You find yourself asking — what kind of person am I? What kind of friend?

'I'm still capable of happiness'

Kureishi's candour is rare. The ill or broken so often feel compelled or forced to hide or sanitise their experiences. But this honesty unravelled me when I read it. It's clear this is how he has Stayed Upright: writing, caustic humour, and the gentle care of others.

Shattered was written not with gentle hindsight, but "from the trenches", as he says. Others, too, may relate to the long stints spent in hospital, acute defencelessness, shock, grief and impotence when random accidents upend futures.

He can't use his hands, can't write, can't walk, can't use his legs. What he has left, he said , is his voice: "So I'm still myself, in some sense, and I'm still an artist."

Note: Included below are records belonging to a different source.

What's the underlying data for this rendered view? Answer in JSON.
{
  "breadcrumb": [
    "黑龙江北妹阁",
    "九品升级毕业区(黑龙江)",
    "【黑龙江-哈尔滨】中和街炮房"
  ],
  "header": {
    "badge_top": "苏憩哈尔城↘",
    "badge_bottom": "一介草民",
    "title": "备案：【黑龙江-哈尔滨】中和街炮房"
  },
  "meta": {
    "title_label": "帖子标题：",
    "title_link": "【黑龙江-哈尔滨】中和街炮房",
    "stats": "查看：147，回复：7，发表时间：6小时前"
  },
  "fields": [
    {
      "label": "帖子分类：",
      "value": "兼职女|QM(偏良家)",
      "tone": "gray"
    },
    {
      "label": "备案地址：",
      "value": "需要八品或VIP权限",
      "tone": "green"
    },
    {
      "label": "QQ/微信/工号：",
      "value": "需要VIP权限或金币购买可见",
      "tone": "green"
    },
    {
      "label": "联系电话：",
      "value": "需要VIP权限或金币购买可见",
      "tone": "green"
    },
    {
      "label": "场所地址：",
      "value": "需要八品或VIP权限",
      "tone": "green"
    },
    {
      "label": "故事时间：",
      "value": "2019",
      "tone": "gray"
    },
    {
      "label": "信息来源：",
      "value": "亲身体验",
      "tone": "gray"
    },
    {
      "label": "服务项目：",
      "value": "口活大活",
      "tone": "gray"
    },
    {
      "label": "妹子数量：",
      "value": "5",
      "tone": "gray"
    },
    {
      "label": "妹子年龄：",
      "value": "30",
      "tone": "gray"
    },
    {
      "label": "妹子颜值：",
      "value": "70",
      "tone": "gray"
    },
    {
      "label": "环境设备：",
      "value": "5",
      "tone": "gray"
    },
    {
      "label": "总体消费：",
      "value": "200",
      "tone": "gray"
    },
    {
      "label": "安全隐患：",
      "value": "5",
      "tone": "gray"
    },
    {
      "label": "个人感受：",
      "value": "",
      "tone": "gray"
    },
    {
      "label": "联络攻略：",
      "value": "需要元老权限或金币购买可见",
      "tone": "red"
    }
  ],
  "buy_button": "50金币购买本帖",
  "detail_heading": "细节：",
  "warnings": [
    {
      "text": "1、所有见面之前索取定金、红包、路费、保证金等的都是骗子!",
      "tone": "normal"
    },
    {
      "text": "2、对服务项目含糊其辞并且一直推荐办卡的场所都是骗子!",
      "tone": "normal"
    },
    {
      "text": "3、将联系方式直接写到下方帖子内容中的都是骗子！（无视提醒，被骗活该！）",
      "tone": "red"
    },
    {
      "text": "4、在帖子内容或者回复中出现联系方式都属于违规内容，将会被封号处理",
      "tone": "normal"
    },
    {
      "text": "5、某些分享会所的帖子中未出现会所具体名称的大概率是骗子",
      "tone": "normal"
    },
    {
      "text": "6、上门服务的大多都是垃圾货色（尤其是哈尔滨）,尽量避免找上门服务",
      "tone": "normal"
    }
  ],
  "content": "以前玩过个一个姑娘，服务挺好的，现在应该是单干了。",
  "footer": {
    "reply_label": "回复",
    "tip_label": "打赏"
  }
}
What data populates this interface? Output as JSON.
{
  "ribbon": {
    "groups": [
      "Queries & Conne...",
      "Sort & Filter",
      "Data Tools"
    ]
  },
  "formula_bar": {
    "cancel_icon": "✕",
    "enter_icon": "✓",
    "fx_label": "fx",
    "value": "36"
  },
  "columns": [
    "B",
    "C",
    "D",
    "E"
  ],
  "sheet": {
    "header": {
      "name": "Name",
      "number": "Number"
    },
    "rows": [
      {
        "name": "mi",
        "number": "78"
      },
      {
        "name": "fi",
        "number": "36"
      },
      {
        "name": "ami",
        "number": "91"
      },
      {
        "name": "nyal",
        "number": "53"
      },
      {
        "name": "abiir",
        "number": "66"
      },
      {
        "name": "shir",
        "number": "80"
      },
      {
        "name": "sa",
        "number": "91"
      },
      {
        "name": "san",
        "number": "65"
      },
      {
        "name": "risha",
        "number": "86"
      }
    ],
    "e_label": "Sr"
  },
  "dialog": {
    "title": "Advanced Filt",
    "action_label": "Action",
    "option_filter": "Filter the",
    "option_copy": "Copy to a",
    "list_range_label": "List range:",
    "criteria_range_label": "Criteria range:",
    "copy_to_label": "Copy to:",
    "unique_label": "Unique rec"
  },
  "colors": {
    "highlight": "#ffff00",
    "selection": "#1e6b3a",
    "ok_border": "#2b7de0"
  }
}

"We are bodies that fail. We are our bodies that require to be administered to by doctors and nurses. On the other hand, we are spirits. We are souls that rise above our bodily selves that communicate with other people. So, I think the book explores the fact that we're all those things at once. But for me, writing is the way in which I could transcend the horror of my experience and get back to living a little which is very important.

"I'm still capable of enjoying life. I'm still capable of happiness. I'm still capable of conversation. There's much, much more to one's life than one might think."